6. Teachers model and explain text-to-self, text-to-text, and text-to-world connections for their students.
As with most students, when ELLs can see connections between reading and their own lives, their reading comprehension and engagement increase. However, it can be difficult for ELLs to find such connections if most books and materials represent mainstream culture. Students who rarely find reflections of their own faces, lives, or histories in their books may begin to feel alienated from those books and from school.
While teachers help students identify with universal themes in books, such as rejection in The Ugly Duckling, they also make sure to study some books that reflect diverse experiences and cultural backgrounds. By studying fiction and nonfiction narratives that reflect experiences of ethnic communities, such as Lion Dancer: Ernie Wan's Chinese New Year (Waters, Slovenz-Low, & Cooper, 1991) and My Little Island (Lessac, 1995), ELLs see that others share their experiences of having relatives and roots elsewhere. Effective teachers hold discussions that draw out the students' culturally specific relationships to such texts.
Teachers say things like:
Have any of you ever seen the New Year's Parade in Chinatown?

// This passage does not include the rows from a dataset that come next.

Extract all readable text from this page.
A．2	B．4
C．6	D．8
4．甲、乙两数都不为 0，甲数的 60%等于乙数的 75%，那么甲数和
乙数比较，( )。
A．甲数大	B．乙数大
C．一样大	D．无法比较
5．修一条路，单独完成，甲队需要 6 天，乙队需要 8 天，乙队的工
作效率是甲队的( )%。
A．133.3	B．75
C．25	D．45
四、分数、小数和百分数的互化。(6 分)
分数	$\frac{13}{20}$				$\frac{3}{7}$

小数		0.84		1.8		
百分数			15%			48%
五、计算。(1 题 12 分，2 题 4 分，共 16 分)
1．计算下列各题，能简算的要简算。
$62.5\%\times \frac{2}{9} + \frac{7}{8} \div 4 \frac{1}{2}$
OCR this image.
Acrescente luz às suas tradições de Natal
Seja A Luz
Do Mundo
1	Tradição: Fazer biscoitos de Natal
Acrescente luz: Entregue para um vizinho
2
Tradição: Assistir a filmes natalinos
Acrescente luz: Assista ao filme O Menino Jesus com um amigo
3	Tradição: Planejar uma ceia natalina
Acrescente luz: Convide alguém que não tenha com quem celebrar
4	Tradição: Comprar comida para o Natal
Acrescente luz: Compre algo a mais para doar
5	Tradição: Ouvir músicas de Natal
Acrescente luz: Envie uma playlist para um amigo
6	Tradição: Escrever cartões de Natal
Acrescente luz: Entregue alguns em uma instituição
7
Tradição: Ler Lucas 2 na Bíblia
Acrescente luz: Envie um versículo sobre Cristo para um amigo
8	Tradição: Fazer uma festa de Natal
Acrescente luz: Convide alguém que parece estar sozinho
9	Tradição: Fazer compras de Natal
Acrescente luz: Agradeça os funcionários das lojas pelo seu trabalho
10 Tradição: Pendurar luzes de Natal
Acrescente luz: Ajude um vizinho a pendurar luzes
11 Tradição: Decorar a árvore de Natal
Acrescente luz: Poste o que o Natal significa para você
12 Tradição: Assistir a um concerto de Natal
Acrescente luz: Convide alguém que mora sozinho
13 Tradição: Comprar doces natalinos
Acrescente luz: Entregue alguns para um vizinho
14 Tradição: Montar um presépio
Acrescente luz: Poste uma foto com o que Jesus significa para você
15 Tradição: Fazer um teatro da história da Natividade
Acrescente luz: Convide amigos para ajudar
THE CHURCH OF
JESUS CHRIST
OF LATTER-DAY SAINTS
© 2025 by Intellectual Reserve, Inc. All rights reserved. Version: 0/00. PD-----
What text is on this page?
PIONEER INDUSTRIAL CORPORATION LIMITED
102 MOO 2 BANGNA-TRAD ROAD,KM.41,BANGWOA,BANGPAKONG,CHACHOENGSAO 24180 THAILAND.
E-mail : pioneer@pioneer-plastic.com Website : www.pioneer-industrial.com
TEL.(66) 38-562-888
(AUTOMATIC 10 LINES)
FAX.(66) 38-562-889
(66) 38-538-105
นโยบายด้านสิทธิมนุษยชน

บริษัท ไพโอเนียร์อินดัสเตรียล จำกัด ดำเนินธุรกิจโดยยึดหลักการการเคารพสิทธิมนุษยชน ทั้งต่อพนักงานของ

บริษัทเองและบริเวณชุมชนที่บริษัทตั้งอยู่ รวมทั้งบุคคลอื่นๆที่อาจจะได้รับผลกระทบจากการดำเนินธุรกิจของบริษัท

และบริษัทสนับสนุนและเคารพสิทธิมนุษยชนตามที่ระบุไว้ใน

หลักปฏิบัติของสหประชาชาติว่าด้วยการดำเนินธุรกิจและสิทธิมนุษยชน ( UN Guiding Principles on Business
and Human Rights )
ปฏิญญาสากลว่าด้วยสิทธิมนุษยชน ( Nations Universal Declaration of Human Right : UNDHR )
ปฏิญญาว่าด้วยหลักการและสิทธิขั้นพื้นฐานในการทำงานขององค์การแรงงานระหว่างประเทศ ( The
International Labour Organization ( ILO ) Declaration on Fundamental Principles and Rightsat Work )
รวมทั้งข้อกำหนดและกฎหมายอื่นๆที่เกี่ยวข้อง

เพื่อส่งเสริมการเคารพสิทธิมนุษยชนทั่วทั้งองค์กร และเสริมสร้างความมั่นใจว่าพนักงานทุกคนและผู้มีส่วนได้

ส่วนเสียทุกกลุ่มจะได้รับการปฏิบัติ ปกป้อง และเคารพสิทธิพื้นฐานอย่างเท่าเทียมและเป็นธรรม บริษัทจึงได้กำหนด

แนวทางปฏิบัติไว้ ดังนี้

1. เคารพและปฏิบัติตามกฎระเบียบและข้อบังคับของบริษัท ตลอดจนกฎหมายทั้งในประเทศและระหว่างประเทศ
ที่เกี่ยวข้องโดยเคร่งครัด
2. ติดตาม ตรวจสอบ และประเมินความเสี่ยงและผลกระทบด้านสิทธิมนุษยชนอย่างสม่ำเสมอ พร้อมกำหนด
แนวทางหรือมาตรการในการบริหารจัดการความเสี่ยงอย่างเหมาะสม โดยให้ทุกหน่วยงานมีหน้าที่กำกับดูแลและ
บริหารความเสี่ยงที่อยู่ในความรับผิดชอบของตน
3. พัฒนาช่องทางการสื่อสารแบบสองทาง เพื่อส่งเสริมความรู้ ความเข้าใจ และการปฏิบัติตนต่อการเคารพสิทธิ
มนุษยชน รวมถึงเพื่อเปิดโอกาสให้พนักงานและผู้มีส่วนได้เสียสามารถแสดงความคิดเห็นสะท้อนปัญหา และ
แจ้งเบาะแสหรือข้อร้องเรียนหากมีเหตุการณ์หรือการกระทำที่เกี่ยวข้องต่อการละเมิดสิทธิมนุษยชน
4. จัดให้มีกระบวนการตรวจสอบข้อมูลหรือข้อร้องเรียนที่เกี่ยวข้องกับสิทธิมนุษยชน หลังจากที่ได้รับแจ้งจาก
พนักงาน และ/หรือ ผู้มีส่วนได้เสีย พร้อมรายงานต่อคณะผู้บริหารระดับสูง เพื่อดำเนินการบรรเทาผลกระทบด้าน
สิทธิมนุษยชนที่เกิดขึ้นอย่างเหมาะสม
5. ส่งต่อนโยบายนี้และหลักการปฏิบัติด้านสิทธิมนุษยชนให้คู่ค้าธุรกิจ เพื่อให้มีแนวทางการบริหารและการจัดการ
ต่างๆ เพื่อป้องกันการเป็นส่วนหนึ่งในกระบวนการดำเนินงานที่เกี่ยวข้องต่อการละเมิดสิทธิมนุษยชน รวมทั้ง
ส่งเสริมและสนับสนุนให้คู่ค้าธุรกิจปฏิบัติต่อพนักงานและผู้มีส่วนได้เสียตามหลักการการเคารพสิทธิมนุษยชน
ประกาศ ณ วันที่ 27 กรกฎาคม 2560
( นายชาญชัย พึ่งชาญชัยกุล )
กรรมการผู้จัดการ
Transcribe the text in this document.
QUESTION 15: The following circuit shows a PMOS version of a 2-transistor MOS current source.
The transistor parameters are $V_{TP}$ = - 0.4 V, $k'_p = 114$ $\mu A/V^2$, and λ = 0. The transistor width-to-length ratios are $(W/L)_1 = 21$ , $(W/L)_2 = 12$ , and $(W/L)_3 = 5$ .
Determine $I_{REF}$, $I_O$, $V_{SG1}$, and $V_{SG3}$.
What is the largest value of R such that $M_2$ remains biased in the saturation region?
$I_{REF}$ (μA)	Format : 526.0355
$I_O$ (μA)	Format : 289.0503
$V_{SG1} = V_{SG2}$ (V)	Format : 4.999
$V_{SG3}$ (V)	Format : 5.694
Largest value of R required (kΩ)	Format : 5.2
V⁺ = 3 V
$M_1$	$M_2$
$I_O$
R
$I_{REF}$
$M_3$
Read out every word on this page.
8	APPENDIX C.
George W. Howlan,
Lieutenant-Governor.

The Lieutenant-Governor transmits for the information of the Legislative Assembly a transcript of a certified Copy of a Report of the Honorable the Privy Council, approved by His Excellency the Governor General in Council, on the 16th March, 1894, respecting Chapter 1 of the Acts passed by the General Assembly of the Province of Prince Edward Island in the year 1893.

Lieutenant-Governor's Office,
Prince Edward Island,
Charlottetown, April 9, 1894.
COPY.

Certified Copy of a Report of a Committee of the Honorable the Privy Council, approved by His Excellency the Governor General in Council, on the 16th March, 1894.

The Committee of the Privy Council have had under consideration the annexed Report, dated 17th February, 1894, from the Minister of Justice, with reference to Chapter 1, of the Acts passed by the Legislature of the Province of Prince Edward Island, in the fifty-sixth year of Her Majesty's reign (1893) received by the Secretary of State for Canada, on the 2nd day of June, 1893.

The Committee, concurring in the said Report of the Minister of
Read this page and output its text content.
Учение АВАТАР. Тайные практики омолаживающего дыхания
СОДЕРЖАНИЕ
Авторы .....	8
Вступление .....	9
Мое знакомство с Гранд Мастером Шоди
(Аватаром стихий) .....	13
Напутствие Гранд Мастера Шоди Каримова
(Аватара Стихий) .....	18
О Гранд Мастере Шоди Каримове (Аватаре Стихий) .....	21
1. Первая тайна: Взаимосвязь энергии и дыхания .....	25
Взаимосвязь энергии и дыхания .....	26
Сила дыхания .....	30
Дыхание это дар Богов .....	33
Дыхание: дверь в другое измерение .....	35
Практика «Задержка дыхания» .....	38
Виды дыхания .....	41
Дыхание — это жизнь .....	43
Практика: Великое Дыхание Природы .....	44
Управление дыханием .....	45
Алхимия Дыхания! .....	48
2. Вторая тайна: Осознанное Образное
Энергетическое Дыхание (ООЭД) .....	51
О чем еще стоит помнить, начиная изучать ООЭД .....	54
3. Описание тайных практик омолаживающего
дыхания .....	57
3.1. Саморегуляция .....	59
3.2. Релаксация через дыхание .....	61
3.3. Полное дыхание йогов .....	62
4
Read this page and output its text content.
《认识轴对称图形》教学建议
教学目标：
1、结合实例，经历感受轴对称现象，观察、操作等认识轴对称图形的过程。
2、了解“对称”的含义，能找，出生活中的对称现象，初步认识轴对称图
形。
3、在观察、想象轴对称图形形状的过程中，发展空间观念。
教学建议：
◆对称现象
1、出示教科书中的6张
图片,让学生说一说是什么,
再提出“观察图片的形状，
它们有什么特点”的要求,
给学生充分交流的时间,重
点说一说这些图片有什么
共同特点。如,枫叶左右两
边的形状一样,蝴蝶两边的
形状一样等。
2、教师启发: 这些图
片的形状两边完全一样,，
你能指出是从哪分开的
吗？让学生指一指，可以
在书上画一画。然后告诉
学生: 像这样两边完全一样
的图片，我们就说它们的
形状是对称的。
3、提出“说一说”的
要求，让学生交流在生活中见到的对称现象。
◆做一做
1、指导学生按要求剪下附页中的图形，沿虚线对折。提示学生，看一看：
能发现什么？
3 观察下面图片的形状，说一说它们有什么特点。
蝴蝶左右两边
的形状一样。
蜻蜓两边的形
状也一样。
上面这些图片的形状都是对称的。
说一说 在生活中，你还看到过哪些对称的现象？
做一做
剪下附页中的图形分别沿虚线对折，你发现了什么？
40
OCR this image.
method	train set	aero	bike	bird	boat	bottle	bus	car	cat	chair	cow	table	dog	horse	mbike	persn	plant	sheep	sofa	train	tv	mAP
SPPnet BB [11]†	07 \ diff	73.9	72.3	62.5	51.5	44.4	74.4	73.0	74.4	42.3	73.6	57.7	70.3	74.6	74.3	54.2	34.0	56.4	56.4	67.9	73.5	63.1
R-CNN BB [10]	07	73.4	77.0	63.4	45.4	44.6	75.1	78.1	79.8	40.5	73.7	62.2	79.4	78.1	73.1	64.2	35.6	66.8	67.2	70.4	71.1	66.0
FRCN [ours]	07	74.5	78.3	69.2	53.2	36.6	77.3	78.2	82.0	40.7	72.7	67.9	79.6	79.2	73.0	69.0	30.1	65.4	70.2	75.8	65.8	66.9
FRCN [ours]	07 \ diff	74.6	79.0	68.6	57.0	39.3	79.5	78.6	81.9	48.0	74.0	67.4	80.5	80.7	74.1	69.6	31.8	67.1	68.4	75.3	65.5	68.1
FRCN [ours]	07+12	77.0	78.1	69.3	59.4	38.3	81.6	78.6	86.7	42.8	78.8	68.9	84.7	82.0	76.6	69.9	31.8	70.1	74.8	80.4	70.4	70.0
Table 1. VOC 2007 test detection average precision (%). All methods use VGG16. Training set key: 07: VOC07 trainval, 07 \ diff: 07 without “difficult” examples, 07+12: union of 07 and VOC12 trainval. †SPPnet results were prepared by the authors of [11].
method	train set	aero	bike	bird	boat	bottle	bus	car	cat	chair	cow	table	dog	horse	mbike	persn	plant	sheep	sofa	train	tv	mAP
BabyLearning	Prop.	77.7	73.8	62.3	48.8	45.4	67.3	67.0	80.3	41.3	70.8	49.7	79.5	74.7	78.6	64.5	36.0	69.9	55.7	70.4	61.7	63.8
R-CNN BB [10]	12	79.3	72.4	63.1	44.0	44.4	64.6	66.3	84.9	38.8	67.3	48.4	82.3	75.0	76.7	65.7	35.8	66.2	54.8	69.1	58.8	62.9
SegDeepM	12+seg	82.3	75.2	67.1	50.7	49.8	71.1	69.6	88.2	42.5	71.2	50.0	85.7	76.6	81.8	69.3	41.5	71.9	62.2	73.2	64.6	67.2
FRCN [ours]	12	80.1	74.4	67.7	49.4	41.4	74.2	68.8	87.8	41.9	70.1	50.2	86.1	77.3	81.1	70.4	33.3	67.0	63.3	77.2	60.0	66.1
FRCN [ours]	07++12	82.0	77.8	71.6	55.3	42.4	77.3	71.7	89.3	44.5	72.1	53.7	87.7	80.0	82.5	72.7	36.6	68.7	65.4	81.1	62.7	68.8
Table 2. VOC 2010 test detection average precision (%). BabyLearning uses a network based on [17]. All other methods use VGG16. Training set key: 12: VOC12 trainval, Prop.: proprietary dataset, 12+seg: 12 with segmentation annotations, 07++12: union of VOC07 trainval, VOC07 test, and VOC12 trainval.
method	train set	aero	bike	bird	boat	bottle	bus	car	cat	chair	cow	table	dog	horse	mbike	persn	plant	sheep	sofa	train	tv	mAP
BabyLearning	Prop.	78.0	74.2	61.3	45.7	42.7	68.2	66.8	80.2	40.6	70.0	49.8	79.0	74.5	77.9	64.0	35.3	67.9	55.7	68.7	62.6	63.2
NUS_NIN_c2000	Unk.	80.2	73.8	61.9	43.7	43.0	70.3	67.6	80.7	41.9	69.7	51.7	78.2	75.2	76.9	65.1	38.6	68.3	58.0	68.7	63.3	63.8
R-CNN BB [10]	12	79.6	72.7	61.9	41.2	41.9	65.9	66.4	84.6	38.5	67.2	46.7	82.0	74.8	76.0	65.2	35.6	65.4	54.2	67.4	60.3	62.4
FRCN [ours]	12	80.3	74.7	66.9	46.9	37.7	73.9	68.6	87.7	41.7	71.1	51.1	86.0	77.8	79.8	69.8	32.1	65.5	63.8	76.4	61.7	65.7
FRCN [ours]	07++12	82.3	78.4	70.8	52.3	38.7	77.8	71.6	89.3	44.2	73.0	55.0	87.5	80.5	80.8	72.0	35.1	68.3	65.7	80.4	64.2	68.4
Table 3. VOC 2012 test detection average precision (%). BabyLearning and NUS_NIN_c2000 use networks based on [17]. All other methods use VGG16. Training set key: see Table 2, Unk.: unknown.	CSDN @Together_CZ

Have any of you been to a place that looks like the island in the picture?
It is also important to highlight the broader connections that other students can make.
Effective teachers say things like:
Have you ever been in a show or an important parade?
How did you feel?
Do you have relatives who live far away?
In a similar vein, informational texts on familiar subjects, such as food in Everyone Eats Rice (Powell, 1997), build upon students' experiences and reduce any feelings of marginalization.